The Estonian government has given its approval to a bill that will regulate cryptocurrency service providers, a significant development in the country’s cryptocurrency landscape. This decision is a crucial step towards ensuring comprehensive oversight of the rapidly growing crypto sector in Estonia. However, the bill’s journey to becoming law will depend on a successful vote in parliament.
Under the proposed legislation, cryptocurrency service providers will be supervised by the Financial Supervision Authority (FSA). This move aims to strengthen regulatory oversight and increase accountability within the industry. Currently, these providers operate under the supervision of the Financial Intelligence Unit (FIU) and must comply with Anti-Money Laundering (AML) regulations.
If the bill is approved by parliament and becomes law, the FSA will start issuing licenses to cryptocurrency service providers from 2025 onwards. Existing license holders from the FIU will have a transition period and will be required to apply for FSA licensing by the end of that year. Estonian Finance Minister Mart Võrklaev has expressed confidence in the licensing process, emphasizing that reputable service providers will be able to obtain the necessary licenses from the Financial Supervisory Authority.
One notable aspect of the proposed legislation is the introduction of significantly higher fines for AML violations. While the current national law allows fines of up to 40,000 euros ($43,450), the new bill could see penalties rise as high as 5 million euros ($5.2 million). This substantial increase demonstrates Estonia’s commitment to fighting financial crimes and ensuring strict compliance with cryptocurrency regulations.

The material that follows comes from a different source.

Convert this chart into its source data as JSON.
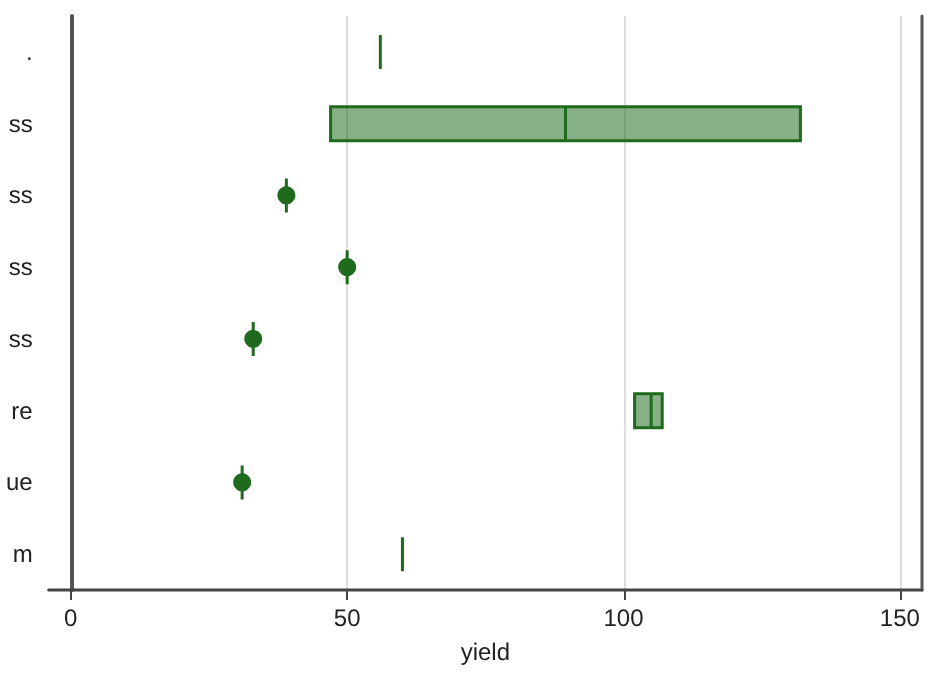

The bill aims to align Estonia with the European Union’s Markets in Crypto-Assets (MiCA) regulations, which seek to harmonize regulatory frameworks across member states. Additionally, the proposed legislation will modify the securities prospectus requirement, showcasing Estonia’s proactive approach to regulatory evolution in line with broader European directives.
Estonia has been positioning itself as a crypto-friendly jurisdiction since 2017 when it enacted legislation to facilitate the establishment and operation of cryptocurrency companies, as well as streamline registration processes through e-residency. However, the country implemented stricter regulations in 2020 following a corruption scandal unrelated to crypto, signaling a shift towards a more cautious regulatory approach.
As Estonia moves towards implementing comprehensive regulation for cryptocurrency service providers, industry stakeholders eagerly await the outcome of the upcoming parliamentary vote. With the potential for higher penalties and closer supervision by the Financial Supervision Authority, the proposed legislation highlights Estonia’s commitment to fostering a strong and compliant cryptocurrency ecosystem while aligning with evolving European regulatory standards.